Her plans for a national eugenics program consisted of the same elements found in that of the Third Reich – forced sterilization and concentration camps (which she referred to euphemistically as “separation” or “segregation”).  Consider the following points from her “Plan for Peace”, published in her Birth Control Review (April 1932, pp. 107-108):

“d. to apply a stern and rigid policy of sterilization and segregation to that grade of population whose progeny is tainted, or whose inheritance is such that objectionable traits may be transmitted to offspring…

“f. to give certain dysgenic [i.e. genetically undesirable]  groups in our population their choice of segregation or sterilization.

“g. to apportion farm lands and homesteads for these segregated persons where they would be taught to work under competent instructors for the period of their entire lives….

”[W]ith five million mental and moral degenerates segregated…we could then turn our attention to the basic needs for international peace.”

This debased philosophy was, of course, diametrically opposed to the values of Christianity and, realizing this, Sanger saw the Christian churches, and the Catholic Church in particular, as her worst enemies.  Consider the following quotes from her Birth Control Review:

“The Catholic Church is the bigoted, relentless enemy of birth control…This [birth control] movement threatens its hold upon the poor and the ignorant, and probably only the existence of restraining laws prevents it from applying the thumb-screw and the rack to all those who believe in woman’s right to practice voluntary motherhood.” (Birth Control Review, Volume II, Number 6, June 1918, p. 16, editorial comment.)
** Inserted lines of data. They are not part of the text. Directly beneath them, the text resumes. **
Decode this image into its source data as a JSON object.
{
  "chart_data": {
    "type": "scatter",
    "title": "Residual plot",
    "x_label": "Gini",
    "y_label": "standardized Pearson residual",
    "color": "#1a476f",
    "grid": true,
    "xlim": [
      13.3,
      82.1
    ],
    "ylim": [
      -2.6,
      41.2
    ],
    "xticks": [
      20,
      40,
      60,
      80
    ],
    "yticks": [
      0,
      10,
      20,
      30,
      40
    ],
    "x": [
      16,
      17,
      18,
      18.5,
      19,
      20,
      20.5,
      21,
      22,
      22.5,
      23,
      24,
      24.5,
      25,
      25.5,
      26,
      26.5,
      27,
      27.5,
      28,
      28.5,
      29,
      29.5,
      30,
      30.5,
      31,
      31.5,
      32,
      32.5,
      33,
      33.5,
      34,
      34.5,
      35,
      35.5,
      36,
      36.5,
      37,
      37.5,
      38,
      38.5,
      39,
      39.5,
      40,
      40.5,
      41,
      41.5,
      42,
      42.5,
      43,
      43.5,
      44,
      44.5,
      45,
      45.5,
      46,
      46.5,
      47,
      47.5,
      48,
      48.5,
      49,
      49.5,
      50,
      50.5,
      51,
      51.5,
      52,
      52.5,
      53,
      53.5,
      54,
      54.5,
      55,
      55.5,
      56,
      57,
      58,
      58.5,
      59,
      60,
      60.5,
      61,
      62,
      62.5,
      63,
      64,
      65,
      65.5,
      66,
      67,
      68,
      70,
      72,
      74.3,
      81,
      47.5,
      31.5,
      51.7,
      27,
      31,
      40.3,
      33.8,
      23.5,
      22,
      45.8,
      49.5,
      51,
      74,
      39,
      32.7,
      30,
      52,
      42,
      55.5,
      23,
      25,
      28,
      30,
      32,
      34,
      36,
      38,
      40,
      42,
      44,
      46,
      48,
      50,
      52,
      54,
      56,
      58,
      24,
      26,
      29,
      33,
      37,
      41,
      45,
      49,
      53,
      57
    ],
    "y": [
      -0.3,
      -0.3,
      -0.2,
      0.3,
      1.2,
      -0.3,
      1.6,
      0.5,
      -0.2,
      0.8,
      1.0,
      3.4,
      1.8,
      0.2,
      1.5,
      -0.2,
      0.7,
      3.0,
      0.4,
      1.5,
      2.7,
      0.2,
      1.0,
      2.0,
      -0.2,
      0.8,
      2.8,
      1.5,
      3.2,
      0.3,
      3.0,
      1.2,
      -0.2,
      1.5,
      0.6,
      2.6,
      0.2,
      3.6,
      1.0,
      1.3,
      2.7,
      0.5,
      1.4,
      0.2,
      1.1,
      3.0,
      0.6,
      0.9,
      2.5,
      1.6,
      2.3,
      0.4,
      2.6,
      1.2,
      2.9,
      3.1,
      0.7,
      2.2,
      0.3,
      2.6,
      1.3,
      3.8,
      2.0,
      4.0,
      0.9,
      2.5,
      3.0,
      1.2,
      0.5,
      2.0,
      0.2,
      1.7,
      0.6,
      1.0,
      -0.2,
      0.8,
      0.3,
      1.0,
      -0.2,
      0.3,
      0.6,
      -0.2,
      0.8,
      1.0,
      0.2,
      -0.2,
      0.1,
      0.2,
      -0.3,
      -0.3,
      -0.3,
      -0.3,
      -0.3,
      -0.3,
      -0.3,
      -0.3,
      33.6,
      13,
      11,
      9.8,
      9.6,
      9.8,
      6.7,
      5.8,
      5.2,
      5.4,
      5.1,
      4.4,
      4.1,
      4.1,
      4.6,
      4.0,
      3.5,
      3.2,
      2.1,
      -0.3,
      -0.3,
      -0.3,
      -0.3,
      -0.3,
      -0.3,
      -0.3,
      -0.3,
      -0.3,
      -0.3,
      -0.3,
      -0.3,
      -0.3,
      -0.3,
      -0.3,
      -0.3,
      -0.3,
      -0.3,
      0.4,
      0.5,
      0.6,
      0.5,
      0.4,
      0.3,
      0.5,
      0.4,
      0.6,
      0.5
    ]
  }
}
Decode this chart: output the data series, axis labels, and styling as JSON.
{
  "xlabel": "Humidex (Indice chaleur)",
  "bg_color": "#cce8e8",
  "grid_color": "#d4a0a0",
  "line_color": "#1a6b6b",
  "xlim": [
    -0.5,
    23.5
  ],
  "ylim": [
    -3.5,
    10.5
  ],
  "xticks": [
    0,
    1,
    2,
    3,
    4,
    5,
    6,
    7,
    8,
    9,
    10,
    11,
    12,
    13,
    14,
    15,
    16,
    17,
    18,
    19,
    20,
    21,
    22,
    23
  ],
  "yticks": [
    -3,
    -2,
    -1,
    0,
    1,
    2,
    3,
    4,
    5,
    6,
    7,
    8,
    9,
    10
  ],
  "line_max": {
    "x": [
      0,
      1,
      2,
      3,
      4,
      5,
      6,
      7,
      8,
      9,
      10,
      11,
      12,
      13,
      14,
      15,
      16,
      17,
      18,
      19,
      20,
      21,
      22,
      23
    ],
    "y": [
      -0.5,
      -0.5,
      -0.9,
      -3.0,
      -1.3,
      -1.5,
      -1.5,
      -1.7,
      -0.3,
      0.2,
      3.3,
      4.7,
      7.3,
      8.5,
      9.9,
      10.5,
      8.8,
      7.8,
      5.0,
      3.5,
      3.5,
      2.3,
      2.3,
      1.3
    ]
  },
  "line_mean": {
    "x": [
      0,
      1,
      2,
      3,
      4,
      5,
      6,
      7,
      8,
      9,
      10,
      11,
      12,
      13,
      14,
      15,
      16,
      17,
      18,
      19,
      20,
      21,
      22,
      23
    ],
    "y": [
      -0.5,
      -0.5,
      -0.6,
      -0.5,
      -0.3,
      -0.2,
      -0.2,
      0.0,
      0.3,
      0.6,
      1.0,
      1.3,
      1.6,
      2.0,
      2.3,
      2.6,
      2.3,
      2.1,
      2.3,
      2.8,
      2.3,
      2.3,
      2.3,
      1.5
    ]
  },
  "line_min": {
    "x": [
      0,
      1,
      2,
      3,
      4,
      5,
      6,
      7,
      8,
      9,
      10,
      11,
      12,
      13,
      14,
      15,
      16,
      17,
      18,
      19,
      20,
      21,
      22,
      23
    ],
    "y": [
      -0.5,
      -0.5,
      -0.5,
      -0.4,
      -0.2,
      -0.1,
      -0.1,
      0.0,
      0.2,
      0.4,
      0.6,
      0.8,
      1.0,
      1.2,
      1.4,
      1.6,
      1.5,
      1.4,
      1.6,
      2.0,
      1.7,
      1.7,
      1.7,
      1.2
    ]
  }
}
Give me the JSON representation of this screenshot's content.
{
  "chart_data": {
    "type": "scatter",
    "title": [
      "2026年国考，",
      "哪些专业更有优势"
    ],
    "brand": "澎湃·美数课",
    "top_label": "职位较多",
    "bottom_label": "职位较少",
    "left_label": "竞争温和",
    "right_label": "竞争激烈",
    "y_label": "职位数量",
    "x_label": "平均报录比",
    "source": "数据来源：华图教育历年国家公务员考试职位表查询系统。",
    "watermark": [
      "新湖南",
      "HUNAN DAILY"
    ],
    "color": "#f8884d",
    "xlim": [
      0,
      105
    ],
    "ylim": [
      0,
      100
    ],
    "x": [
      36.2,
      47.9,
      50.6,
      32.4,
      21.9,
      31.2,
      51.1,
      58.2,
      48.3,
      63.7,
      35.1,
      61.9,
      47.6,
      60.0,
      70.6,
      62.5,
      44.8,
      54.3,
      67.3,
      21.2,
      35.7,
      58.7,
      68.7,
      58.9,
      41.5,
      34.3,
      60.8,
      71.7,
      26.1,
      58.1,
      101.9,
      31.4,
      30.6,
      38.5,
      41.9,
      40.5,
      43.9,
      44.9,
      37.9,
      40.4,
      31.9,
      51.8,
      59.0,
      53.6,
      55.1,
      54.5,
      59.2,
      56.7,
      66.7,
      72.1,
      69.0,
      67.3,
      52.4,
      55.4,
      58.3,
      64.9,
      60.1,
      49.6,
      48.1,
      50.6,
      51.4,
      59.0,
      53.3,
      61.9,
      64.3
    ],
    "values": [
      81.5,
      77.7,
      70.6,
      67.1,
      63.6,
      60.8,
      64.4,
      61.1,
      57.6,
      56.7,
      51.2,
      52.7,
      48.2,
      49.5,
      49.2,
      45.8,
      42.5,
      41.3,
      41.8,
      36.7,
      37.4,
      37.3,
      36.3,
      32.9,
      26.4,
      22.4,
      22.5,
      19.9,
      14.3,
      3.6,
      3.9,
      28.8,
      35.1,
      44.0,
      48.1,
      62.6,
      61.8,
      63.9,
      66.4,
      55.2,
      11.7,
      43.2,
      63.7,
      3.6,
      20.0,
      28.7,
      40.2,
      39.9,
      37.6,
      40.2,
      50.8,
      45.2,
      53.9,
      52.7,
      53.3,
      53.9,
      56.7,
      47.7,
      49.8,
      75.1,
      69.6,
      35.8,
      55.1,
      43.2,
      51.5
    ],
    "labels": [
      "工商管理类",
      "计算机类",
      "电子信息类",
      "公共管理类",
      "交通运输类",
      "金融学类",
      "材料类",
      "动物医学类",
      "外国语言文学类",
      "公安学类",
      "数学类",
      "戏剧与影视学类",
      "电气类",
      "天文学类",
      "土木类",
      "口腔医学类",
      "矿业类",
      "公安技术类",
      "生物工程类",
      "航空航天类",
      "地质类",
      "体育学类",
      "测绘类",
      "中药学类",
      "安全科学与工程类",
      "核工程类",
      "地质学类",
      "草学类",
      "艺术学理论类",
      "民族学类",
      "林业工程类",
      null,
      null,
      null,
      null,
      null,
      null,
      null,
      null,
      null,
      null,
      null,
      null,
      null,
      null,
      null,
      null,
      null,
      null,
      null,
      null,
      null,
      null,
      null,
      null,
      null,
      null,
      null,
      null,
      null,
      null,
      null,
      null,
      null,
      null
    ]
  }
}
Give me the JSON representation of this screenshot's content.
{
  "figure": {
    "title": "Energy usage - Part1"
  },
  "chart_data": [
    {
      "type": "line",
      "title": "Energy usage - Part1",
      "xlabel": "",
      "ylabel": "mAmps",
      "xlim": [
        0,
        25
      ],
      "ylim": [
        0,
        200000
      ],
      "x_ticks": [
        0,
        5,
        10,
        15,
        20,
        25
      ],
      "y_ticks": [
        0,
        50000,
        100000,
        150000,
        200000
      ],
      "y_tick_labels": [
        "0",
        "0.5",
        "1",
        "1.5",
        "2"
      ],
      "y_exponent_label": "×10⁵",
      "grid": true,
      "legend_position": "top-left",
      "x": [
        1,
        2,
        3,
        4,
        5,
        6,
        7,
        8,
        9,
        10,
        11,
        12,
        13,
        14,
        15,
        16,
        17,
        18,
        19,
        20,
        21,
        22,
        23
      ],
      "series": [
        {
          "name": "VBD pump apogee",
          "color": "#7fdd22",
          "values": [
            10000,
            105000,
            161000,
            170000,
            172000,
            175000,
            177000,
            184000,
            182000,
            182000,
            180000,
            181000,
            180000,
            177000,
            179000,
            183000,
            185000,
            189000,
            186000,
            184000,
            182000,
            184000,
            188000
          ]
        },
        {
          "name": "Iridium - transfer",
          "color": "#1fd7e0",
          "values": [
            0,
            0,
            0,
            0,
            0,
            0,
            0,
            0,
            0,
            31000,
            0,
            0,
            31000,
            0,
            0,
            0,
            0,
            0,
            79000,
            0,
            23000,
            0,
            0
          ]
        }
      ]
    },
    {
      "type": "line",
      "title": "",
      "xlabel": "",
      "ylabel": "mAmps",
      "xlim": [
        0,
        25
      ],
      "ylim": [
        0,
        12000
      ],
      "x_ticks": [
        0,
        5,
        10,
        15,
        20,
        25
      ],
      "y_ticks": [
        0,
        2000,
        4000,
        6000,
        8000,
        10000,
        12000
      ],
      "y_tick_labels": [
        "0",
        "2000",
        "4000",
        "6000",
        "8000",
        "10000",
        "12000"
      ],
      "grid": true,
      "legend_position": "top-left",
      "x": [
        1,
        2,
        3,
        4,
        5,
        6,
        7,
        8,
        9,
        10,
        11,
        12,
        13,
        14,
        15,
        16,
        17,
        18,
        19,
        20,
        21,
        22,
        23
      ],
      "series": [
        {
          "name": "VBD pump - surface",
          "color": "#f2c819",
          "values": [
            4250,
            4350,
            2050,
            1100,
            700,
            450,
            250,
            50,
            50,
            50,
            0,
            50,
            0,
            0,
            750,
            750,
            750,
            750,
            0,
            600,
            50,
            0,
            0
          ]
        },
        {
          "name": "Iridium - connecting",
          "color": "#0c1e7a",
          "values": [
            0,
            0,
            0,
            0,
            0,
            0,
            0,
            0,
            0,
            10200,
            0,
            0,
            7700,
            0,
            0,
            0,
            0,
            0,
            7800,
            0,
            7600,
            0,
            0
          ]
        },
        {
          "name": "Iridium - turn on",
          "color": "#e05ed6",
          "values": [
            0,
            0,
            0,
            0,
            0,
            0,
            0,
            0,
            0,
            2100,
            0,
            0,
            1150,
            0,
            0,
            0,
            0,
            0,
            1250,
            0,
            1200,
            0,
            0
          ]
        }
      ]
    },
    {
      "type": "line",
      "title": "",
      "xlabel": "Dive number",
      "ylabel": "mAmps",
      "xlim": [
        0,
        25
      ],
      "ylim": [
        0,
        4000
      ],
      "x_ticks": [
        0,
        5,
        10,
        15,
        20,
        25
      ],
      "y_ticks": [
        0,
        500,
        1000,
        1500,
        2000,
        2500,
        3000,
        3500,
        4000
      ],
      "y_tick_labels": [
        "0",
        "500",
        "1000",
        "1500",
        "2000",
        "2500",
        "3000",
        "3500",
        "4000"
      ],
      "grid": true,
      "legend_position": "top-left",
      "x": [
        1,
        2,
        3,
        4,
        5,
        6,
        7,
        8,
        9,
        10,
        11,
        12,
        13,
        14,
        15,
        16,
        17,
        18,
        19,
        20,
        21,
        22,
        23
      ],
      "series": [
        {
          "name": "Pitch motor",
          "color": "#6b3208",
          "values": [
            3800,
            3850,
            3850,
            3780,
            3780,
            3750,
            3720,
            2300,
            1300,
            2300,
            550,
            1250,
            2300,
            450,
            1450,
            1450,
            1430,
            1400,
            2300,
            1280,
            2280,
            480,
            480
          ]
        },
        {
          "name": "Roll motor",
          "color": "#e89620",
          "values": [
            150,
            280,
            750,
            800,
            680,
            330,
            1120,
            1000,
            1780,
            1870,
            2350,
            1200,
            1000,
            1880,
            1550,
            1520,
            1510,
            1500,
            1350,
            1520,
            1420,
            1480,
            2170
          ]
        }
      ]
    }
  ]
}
“The fight for Birth Control becomes increasingly a fight against the usurpations of the Roman Catholic Church.” (“The World We Live In,” Birth Control Review, Volume VIII, Number 4 (April 1924), p. 99)

“Our only real enemy is the [Catholic] church.” (“Sir W. Arbuthnot Lane, M.D., on Birth Control,” Birth Control Review, Volume VIII, Number 4 (April 1924), p. 115)

“I ... look forward to seeing humanity free some day of the tyranny of priests no less than of capitalists.” (Walter Adolphe Roberts “Birth Control and the Revolution,” Birth Control Review, Volume I, Number 6 (June 1917), p. 7)

The contrast between Sanger’s philosophy and Christianity is also apparent in her views on charity and helping the poor:

“Organized charity itself is. . .  the surest sign that our civilization has bred,  is breeding and is perpetuating constantly increasing numbers of defectives,  delinquents and dependents…[Nothing is] more insidiously injurious than…to supply gratis medical and nursing facilities to slum mothers.”  (Margaret Sanger, The Pivot of Civilization. Brentano’s Press,  NY,  1922.  pp. 108, 114)

Associating the Holocaust with a Christian ethic is exactly backwards.  The extermination of the Jews by the Third Reich did not flow out of Christianity, but out of a philosophy directly opposed to Christianity and all that it stands for, one introduced by Darwinism and epitomized in our country by Planned Parenthood and Margaret Sanger. The Holocaust owed nothing to the principles of “Christianity”; it owed everything to the principles of Margaret Sanger and “Planned Parenthood.” 
This article is excerpted from Salvation is From the Jews, by Roy Schoeman (Ignatius Press, San Francisco: 2004), with the kind permission of the author.